Last reviewed: May 12, 2014 ~7 min read

Coffee-Town Problem

Human Service Plan

Coffee-Town is an area with great social service professionals that do a great job of service delivery to help the people of the community. However, even with the great performance there are some shortfalls and shortcomings that are under way whereby people are unable to get the full depth and breadth of the services that they need. In addition, the bureaucracy of all of the different social services and how they do (or do not) fit together is creating a headache and a substantial amount of time spent to get each of the individual services. To ameliorate this condition, there will be suggestions made to absolve the problem in addition to some other suggestions and pointers that will aid the overall progress. While there are challenges that can inhibit changing the status quo for the people that need services and the people that deliver them, these conditions and issues are entirely addressable.

Action Plan

On the whole, there are two major issues that are causing quality of care and/or amount of scare vis-a-vis social services to be ineffectual or at least slower and more plodding than it needs to be. The first is the overall difference and dispareity between the intake procedures of all of the agencies. While there probably must and should be differences here and there, they should be at a bare minimum and only when the situation or agency goal demands it. For example, proving income (or lack thereof) should be basically the same (if not identical) from agency to agency. People in need of social services have children to raise and jobs to find, among other important things. Tying them up for the better part of a day or more is lunacy and this should absolutely be addressed. The time of the agency personnel is valuable but so is the time of the people who are applying. They should not be made to make arrangements and plan time that is truly not necessary when other priorities clearly exist for the people involved on both sides of the desk. Any agency that is subject to roughly the same rules and regulations (e.g. HIPAA) can probably be made to have the same overall intake process. In fact, one could go so far as to take an application once with all information that may or may not be relevant and then automatically forward it to the intake people with each department. Collecting the information once per agency or even not just collecting all the information that could or definitely will be relevant is just smart to get done on the initial meeting rather than requiring unnecessary follow-ups. This is not to say that follow-ups are entirely preventable, but it should never be because of not doing something in a way that is streamlined as reasonably possible for all affected/involved agencies or because the information simply wasn't asked for and it was readily available. Also, letting the people applying for social services know what is need in terms of documentation and information BEFORE they show up for their one (and hopefully only) meeting and mailing them a summary of the same would save a lot of time.

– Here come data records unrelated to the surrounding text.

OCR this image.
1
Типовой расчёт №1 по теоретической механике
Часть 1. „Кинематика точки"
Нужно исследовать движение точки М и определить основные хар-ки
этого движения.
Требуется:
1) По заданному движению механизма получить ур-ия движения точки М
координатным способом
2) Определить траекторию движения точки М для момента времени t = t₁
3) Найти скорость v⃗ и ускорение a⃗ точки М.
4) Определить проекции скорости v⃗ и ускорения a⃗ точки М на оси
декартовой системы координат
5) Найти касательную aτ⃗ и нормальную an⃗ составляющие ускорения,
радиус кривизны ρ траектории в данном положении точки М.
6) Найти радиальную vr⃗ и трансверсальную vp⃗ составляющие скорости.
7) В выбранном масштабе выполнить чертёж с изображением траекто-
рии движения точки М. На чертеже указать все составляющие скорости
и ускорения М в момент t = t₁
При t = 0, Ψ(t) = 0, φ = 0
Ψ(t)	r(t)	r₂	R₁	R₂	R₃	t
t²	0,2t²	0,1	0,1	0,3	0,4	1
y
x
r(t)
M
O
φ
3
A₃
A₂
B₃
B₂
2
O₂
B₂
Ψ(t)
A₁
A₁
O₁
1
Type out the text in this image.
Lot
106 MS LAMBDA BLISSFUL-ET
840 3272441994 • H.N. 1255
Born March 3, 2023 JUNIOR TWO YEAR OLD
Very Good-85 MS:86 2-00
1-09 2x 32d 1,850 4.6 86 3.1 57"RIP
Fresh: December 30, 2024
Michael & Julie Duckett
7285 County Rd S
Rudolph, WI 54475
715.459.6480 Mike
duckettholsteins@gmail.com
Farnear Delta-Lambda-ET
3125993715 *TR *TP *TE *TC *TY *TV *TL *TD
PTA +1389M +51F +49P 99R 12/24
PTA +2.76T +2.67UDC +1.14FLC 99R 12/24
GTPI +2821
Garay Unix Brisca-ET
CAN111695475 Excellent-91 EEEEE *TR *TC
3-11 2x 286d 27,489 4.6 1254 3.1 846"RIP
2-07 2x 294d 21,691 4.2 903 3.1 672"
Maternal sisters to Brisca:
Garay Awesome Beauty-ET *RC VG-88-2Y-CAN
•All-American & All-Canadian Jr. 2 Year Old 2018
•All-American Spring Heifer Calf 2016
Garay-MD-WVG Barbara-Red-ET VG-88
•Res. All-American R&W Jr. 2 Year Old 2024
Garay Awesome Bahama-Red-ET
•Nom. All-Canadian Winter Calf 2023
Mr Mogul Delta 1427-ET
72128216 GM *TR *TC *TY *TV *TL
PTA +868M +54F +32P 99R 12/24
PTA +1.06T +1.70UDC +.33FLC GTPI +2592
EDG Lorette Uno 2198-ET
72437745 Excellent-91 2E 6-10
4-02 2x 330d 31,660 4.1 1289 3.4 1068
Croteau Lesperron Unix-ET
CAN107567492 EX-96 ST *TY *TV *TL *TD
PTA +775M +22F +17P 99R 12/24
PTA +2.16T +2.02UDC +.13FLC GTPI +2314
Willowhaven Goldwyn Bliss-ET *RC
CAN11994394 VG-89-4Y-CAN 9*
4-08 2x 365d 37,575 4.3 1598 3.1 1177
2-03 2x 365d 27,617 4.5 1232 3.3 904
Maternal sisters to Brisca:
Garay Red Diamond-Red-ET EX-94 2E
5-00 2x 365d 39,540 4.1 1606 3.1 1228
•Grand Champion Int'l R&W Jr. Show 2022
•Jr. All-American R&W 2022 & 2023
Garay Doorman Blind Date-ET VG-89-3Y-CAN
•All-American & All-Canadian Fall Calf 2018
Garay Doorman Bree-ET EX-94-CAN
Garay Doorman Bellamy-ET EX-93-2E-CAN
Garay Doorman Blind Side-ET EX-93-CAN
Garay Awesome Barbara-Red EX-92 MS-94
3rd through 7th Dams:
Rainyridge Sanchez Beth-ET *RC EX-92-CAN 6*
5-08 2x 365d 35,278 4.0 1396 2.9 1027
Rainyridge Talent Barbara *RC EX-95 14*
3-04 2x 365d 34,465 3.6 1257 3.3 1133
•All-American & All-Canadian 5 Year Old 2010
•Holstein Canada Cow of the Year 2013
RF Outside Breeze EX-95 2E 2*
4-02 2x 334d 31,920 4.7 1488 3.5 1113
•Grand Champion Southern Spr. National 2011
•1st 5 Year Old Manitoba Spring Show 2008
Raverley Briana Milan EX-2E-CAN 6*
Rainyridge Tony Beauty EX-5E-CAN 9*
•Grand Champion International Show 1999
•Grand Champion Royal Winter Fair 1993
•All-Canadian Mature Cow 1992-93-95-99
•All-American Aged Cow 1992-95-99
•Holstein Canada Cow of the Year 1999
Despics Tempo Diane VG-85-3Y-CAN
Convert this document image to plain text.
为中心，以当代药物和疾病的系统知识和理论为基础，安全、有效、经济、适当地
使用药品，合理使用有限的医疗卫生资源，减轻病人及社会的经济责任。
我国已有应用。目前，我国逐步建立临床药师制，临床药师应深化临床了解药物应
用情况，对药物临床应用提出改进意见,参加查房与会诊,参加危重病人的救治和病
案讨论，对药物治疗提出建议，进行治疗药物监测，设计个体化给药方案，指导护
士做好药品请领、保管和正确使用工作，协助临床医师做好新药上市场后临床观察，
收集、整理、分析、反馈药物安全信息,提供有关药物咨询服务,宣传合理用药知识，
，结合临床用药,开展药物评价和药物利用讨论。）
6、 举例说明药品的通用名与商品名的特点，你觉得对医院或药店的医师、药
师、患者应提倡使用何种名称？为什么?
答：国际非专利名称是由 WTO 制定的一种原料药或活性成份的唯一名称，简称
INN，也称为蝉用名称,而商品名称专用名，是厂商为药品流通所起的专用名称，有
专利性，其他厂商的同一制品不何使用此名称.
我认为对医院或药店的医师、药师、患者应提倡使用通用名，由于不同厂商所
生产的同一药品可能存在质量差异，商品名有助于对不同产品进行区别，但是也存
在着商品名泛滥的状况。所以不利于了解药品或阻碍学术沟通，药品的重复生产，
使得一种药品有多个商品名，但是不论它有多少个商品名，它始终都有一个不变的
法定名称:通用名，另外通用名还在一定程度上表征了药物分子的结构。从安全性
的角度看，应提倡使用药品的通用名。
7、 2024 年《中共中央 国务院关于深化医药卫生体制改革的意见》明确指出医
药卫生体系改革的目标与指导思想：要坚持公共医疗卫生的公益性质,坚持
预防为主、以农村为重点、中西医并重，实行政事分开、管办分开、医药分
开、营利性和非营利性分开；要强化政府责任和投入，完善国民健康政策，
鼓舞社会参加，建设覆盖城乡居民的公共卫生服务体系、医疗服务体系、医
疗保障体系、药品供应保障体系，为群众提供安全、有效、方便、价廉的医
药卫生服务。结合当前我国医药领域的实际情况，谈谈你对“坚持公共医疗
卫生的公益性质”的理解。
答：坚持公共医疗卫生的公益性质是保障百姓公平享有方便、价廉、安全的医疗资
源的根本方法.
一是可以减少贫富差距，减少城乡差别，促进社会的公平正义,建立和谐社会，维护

Of course, obstacles can and will present themselves as it pertains to the above. Not all people applying for aid are going to have the required documentation or information and it may be found that the information presented is misrepresented. As such, some of the problems and issues are presented by things that social service agencies cannot control. Sometimes, it is even something that the applicant cannot control (or at least control easily) such as lack of access to quality childcare, being robbed or otherwise victimized by a stranger or even a family member and so forth. However, these obstacles can be offset and battled by referring people to agencies when it is clear that they will or might need help from those agencies and things like pamphlets and taxi services (to address the second major issue, that being access to transportation) to help people get to and from would also help greatly since access to reliable transportation is obviously an issue for people that need social services. Metro transit, if available is also a good option and usually much cheaper than just about anything else available. Home visits by social service personnel are also an option of there are a lot of kids or older people involved as transporting either is a challenge, to be sure. The visiting person can let the applicant know in advance what is needed, collect all of the needed information once and then the proverbial social safety net floodgate can open until it is no longer needed.

The plan above breaks down the bureaucracy and helps to eliminate the differences that are present by ignorance and complacency rather than legal requirement or regulation. There can and will be situations where requirements must differ but shuttling a person from one agency to another when it can be a giant consumer of time for both the agency and the applicant is just wasteful and truly unnecessary. Government agencies, both social service and otherwise, should work in concert and not against each other due to territorial spats or otherwise. Agency-specific procedures and processes that must be present for legal or other good reason should obviously not be done away with but they should be managed and crafted in a way that keeps things as efficient as possible both within the confines of that particular agency as well as it how relates to when those same applications and people work with other agencies. Agencies of all levels do this already and they do it with each other. For example, state tax agencies use the same basic W-2 as the federal tax agency, that being the Internal Revenue Service (IRS), and that makes things easier for everyone involved. To have a standardized way to present the same information to all of the known or possible agencies that could be involved at some point is just smart. Even smarter would be to store the information digitally and forward in that manner, but of course in a HIPAA-compliant way (and in accordance with any other laws, of course). There is a way to make the overall experience smoother and better without infringing on the law or on anyone's privacy.